Music works more on the level of emotion than the intellect i think but more artistic music engages both, and sometimes even privileges the latter over the former.
Joks: But that can’t be since many instrumental works actually tell a story. I find this whole distinction wrong-headed.
Yeah, what about Berlioz’s Symphonie Fantastique or Bartok’s Bluebeard’s Castle? The Firebird? They certainly tell a story, but most music isn’t as clearly stated.
^^^Sure, they can set out to tell a story, but unless we know that’s what they are doing, i think we just respond to the music emotionally. When i’m listening to bands like Mogwai, Mono etc, i get they are taking me on a journey of sorts, and i just lie back and submit to their will. Whether they are communicating ideas to me though, is debatable, that’s the point i’m making, not that music doesn’t tell stories or deal with ideas at all.
When i’m listening to Scelsi’s explorations of micro-tonality, i’m not thinking ‘wow, shit, that Scelsci man, he is really making me think about the chaos of the natural world’. I’m responding emotionally to the devastating use of sound, and perhaps intellectually, to the use of arrangement etc etc.
Same thing could be said of Code Unknown—in fact that’s really what the film is about—non-verbal communication, and the interpretations are many.
“They certainly tell a story, but most music isn’t as clearly stated.”

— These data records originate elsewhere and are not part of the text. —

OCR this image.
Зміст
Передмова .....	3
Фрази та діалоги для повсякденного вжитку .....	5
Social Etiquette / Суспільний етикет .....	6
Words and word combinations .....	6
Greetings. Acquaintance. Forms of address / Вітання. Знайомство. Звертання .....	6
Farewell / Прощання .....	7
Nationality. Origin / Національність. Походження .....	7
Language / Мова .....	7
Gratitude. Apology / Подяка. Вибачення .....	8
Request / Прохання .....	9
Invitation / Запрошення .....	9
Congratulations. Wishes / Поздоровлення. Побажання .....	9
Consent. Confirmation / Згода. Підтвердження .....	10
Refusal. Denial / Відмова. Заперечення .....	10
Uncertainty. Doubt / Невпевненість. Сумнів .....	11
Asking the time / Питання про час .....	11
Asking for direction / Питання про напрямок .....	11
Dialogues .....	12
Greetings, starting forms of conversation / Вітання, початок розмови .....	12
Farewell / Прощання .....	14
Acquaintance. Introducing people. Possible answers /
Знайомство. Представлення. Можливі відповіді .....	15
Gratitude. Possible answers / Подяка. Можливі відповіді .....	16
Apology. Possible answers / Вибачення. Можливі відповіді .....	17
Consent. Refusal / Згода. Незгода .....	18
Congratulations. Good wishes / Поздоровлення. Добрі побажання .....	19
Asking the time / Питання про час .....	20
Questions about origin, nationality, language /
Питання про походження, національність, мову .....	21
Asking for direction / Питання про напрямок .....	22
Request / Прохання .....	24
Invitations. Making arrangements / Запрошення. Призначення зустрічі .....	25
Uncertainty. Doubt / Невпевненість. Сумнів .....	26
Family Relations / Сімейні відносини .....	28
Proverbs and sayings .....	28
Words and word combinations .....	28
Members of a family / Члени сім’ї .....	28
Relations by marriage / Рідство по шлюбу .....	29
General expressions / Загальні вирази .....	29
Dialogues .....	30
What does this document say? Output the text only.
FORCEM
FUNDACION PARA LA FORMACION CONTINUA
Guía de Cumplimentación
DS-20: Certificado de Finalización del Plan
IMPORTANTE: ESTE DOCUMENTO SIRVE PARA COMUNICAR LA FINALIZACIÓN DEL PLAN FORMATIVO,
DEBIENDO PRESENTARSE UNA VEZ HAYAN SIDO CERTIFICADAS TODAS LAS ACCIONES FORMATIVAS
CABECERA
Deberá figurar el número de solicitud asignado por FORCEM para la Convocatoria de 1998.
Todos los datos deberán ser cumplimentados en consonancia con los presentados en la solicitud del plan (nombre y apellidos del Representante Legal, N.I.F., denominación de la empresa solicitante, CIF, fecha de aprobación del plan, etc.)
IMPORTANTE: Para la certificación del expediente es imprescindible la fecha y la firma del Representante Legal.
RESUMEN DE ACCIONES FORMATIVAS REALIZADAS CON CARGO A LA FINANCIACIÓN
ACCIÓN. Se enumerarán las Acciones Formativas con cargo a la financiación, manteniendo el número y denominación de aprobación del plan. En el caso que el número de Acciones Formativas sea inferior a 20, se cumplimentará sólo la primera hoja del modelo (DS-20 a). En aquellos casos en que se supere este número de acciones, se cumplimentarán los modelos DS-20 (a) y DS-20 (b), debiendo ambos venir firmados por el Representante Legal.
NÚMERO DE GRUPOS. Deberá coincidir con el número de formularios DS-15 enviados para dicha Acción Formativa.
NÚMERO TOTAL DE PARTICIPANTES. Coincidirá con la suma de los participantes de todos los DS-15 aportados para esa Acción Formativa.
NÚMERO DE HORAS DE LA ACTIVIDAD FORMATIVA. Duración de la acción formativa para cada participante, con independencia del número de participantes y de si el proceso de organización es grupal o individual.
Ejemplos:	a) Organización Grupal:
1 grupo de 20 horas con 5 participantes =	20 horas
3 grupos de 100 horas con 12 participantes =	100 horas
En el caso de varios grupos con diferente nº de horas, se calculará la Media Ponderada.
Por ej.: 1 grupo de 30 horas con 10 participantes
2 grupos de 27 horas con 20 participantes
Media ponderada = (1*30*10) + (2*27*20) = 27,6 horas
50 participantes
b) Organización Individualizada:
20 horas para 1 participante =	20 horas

that’s the other problem, isn’t it? That unless you have a concept shoved right in front of you, it’s difficult to say, because music is so abstract. Perhaps it’s a cop out to discuss it purely on an emotional level—-music can put ideas and pictures in your head—-but i still think it tapes into something that’s more ultimately more difficult to express, something more personal
I think you’re right about music, but film does the same thing (and I’ve cited multiple examples).
^^True House, it can happen with film too, but i personally find it easier to articulate what i do and don’t like about films personally, and how it is affecting me, but i won’t lie, it’s not always easy to do.
I think when a film is more sensualist, or working on that kind of emotional level, it’s often very difficult to articulate why you like it. Just explain to people why you think Gerry, or Last Days, or Brown Bunny, or maybe even In The Mood For Love, are great, to those that find them ‘dead boring’, and it’s bloody difficult. I find that when art is on the minimal side of the equation, it’s often harder to articulate my feelings, but maybe that’s just me.
Film enjoys an inherent visual connection with our brains that music doesn’t have, but just because it’s more difficult to articulate (and I agree on that) it doesn’t make it any less important.
I still say the exploration of humanity is so present in each art form as to make this argument just futile as hell. One may be more subjective than the other, but does that diminish it?
Jazzaloha
I think Nathan M asked this question a while back, and I think it’s an interesting question. The context of the question comes from a discussion about great art, namely that great art reveals something true and profound about human beings and their existence. If we consider the best classical music (or instrumental music like jazz) to be great art, then in what way does this music inform us about the profound truths of human existence?